Energy Security

Carbon Initiative

Removing Carbon Dioxide

LLNL is supporting global-scale carbon dioxide removal through carbon capture, carbon removal and carbon storage. LLNL scientists and engineers are advancing innovative capabilities to improve national energy security and resiliency, while reducing environmental impact and developing novel uses for recycled carbon.

A materials scientist examines the components of an electrochemical reactor designed to convert carbon dioxide into value-added chemicals.

A materials scientist examines the components of an electrochemical reactor designed to convert carbon dioxide into value-added chemicals.

LLNL’s Carbon Initiative

Defining the research and development pathways to reaching optimal real-world solutions is an LLNL strength, and within the Lab’s Carbon Initiative, we are applying it to:

  • Biomass carbon removal and storage: Capturing carbon dioxide from biofuel production to enable negative-emissions fuels that, when burned, emit less carbon than was permanently stored during their production
  • Direct air capture and storage: Removing carbon dioxide directly from the atmosphere using safe, engineered processes and highly selective liquids and solids
  • Carbon dioxide storage: Using known geologic formations and infrastructure in Central California
  • LLNL is working with industry, academia and other partners to develop these solutions and apply them at scale to promote earth system resilience

LLNL works with industry, academia and other national resources to turn these goals into reality. New technologies will need to come from many sources; we will also help create the partnerships and industries required to implement them.

Program Highlights

Lab technician working on a sample

Biogas Reactors for Energy Recovery

Biogas, primarily methane, is generated by organic degradation from livestock manure, landfills, wastewater treatment facilities and more. Small-scale wastewater facilities commonly burn biogas as a waste product, generating CO2, because transforming it into a useful product is too costly. Using advanced materials and manufacturing techniques, LLNL developed new bioreactors to efficiently transform this gas into a value-added chemical that can reduce CO2 emissions and generate profits for small-scale wastewater treatment facilities.

A person in a white biohazard suit rock drilling

Carbon Mineralization

Rocks are one of the earth’s largest carbon reservoirs. LLNL’s carbon mineralization tests seek to speed up the natural process of chemical weathering — where atmospheric CO2 is naturally transferred from the air into rocks over long timescales — to draw down more atmospheric CO2. In a largest-of-its-kind mineralization field trial, LLNL is determining how the natural process can be sped up from geological timescales to store gigatons of CO2 per year.

Scientist examines gold equipment

Making Fertilizer from Thin Air: Sustainable Agriculture

Synthetic fertilizer is a key source of ammonia that more than 3.5 billion people depend on to grow their food.
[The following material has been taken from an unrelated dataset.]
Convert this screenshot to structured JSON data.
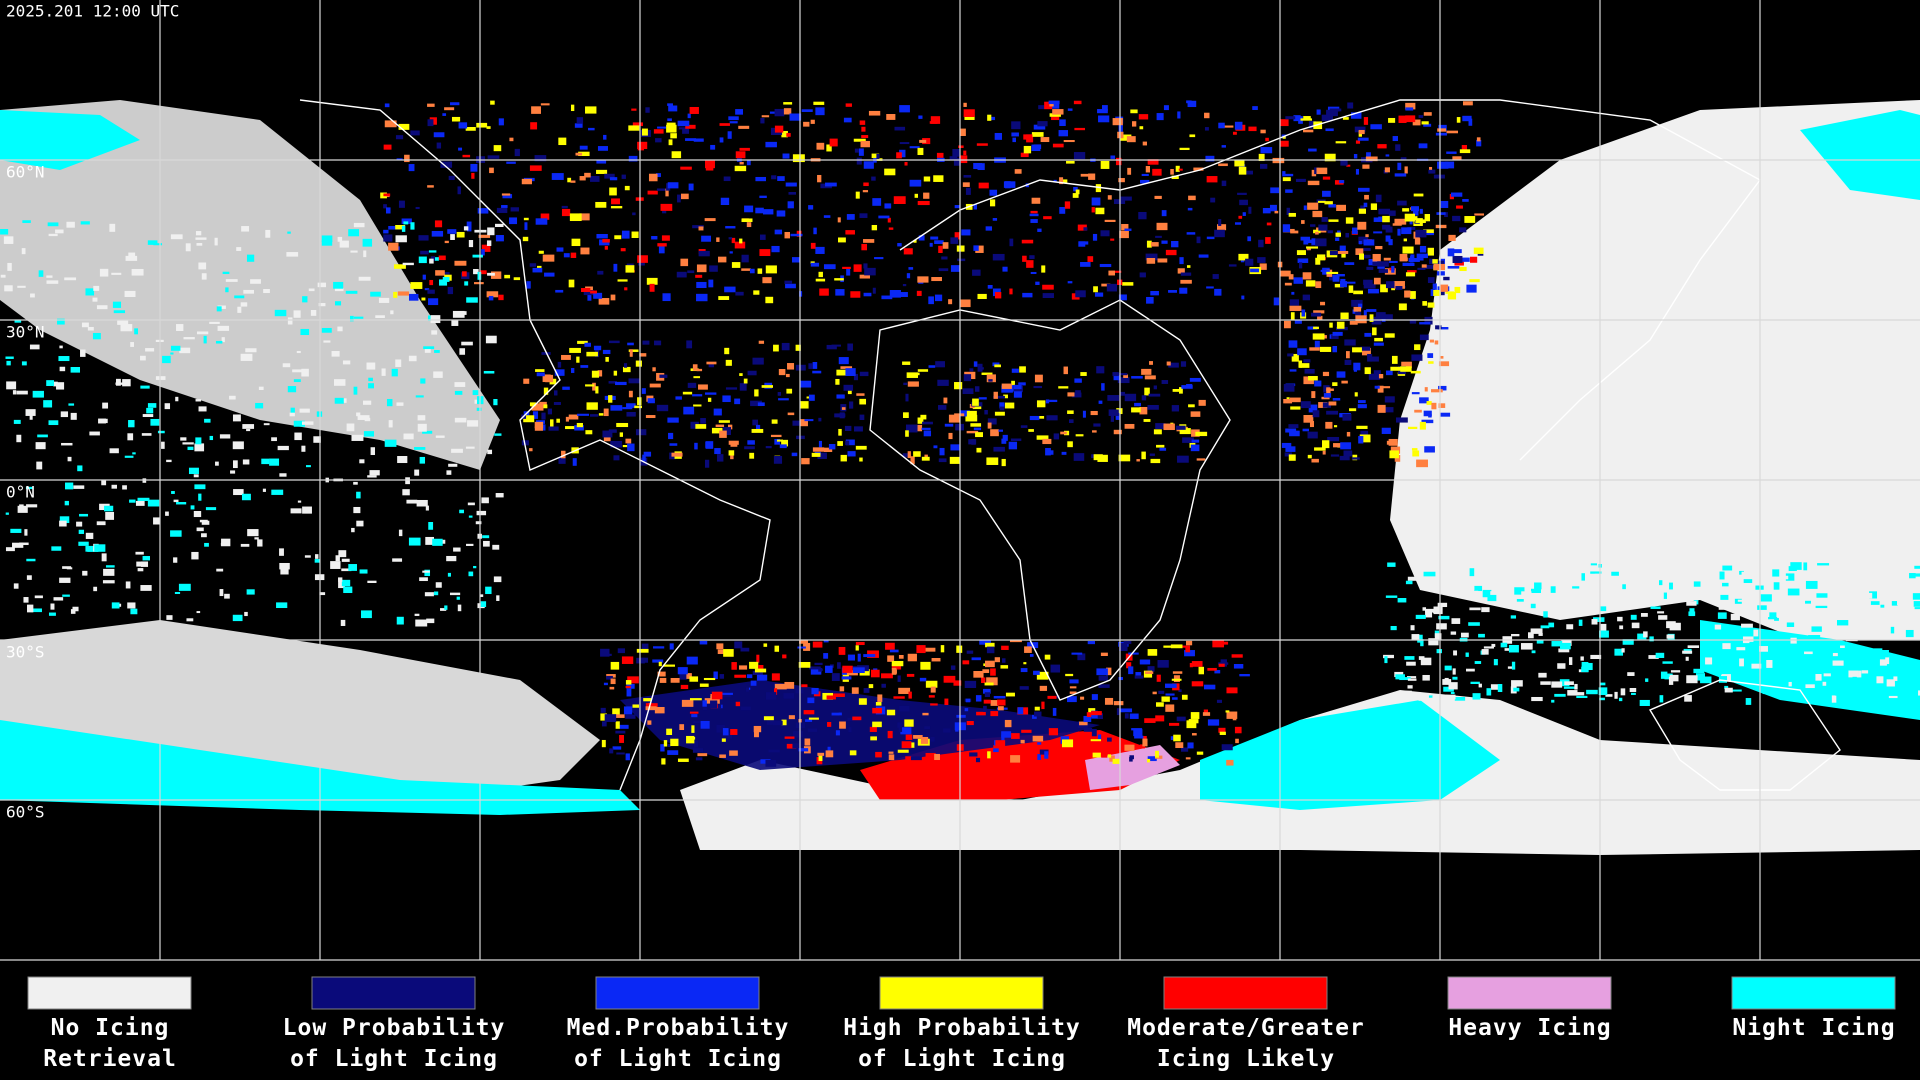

The traditional manufacturing process to make ammonia is energy-intensive and not sustainable. LLNL developed novel electrochemical reactors using advanced manufacturing that directly convert air to commercial-grade fertilizer. The reactors are powered by renewable energy.

3-d computer model of Gulf-of-Mexico storage site
Gulf-of-Mexico storage site, showing the geometric complexity necessary to describe faults, lithologic surfaces, and vertical diversity. [Geologic Data courtesy UT Austin, Bureau of Economic Geology].

GEOS: Simulation for Carbon Storage

To store carbon dioxide (CO2) underground requires better understanding of the geomechanics of geological storage. GEOS, an open-source, multiphysics simulator, was developed cooperatively by LLNL, Stanford University, TotalEnergies and Chevron to open up new horizons in modeling carbon storage and other subsurface energy systems. GEOS is portable and scalable, able to run on systems as small as laptops and as large as exascale supercomputers. Learn more about GEOS.

HPC4EI Logo

High Performance Computing for Energy Innovation

Through the High Performance Computing for Energy Innovation (HPC4EI) initiative, selected industry partners are granted access to high performance computing (HPC) facilities and world-class scientists at Department of Energy’s National Laboratories. HPC4EI helps manufacturers achieve significant energy and cost savings, improve product performance, expand their markets, advance the national energy agenda and grow the economy.